Africa-Press – Togo. En 2024, le centre de neuro-imagerie cérébrale par résonance magnétique nucléaire Neurospin du Commissariat à l’énergie atomique (CEA) a dévoilé les premières images cérébrales obtenues avec Iseult, son IRM à 11,7 teslas, le plus puissant au monde destiné à l’imagerie chez l’humain. De quoi dévoiler le cerveau avec une précision jamais vue, et améliorer la compréhension de certaines maladies neurodégénératives.
Des avancées fondamentales qui ne concernent pourtant que les adultes. « Passer chez l’enfant demande un effort supplémentaire », explique David Germanaud, neuropédiatre à l’Institut Robert Debré du Cerveau de l’Enfant et chercheur au CEA à Neurospin. Lui et son équipe ont décidé de relever ce défi, en adaptant l’utilisation de l’IRM 7T (teslas) au cerveau en développement. Au printemps 2025, les premières images cérébrales ont été obtenues sur six enfants de 6 à 12 ans, une première en France.
Observer les structures les plus fines
L’IRM 7T existe pour un usage expérimental depuis le début des années 2000. Pratiquée chez l’adulte de manière limitée en clinique depuis 2017 à Poitiers, Marseille et Paris, son utilisation chez l’enfant en est à ses balbutiements, puisque seules trois équipes de recherche ont déjà tenté l’expérience dans le monde. « L’IRM à 7 teslas nous permet de voir les détails fins du cerveau en développement, sa vascularisation, le métabolisme cérébral, toutes ces structures qu’on devine avec l’IRM à 1,5 ou 3T », précise David Germanaud, aussi responsable de l’unité de neuro-imagerie appliquée de NeuroSpin.
Ces innovations ont été effectuées dans le cadre d’un projet de recherche qu’il mène avec Jessica Dubois, chercheuse au CEA et à l’Inserm. Les chercheurs ont visé deux pathologies pour lesquelles augmenter la précision des images pourrait être bénéfique. Le premier groupe est composé d’enfants atteints d’épilepsie focale. Dans ce type d’épilepsie, les crises ne sont pas généralisées, mais proviennent de zones spécifiques du cerveau. « L’IRM 7T permet de voir des structures plus fines, comme de toutes petites lésions responsables de l’épilepsie focale ».
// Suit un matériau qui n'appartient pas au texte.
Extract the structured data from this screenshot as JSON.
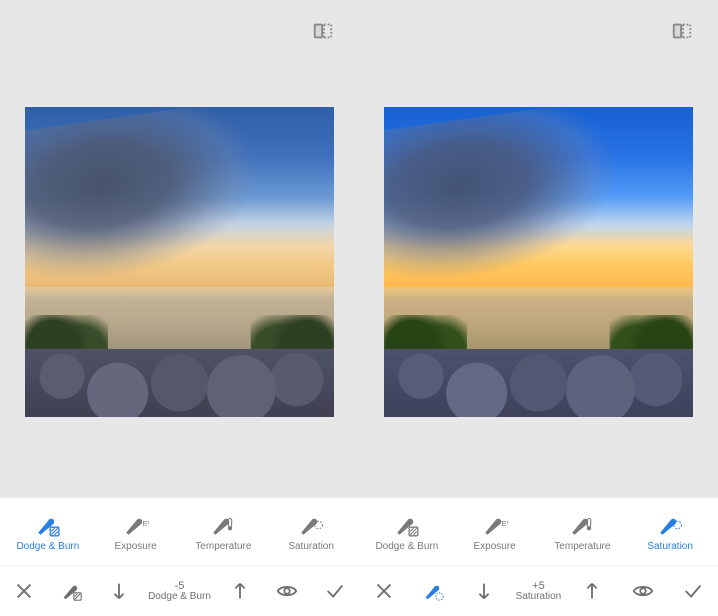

À gauche: IRM d’un cervelet sain à l’IRM 1,5T / À droite: IRM d’un cervelet à l’IRM 7T. Crédit: CEA / Sciences et Avenir.
L’utilisation de l’IRM 7T pourrait permettre de détecter rapidement ces petites malformations et ainsi bénéficier d’une intervention chirurgicale curatrice. Le deuxième groupe est composé d’enfants atteints du syndrome d’alcoolémie fœtale, un trouble du développement lié à une exposition à l’alcool pendant la grossesse. Ce syndrome entraine une malformation du cervelet provoquant des troubles moteurs, de l’équilibre, et des difficultés cognitives liées au langage et à l’apprentissage. Ces deux groupes seront comparés à un troisième composé d’enfants au développement typique.
Les images obtenues permettront également d’étudier le développement du cervelet, aussi appelé « petit cerveau », une région située à l’arrière du cerveau, qui coordonne les mouvements, l’équilibre et participe aussi à certaines fonctions cognitives. Mais avant cela, les chercheurs ont dû établir tout un protocole pour adapter l’usage de cette technologie de pointe à l’enfant de 6 à 12 ans, une étape cruciale, qui a pris plusieurs années.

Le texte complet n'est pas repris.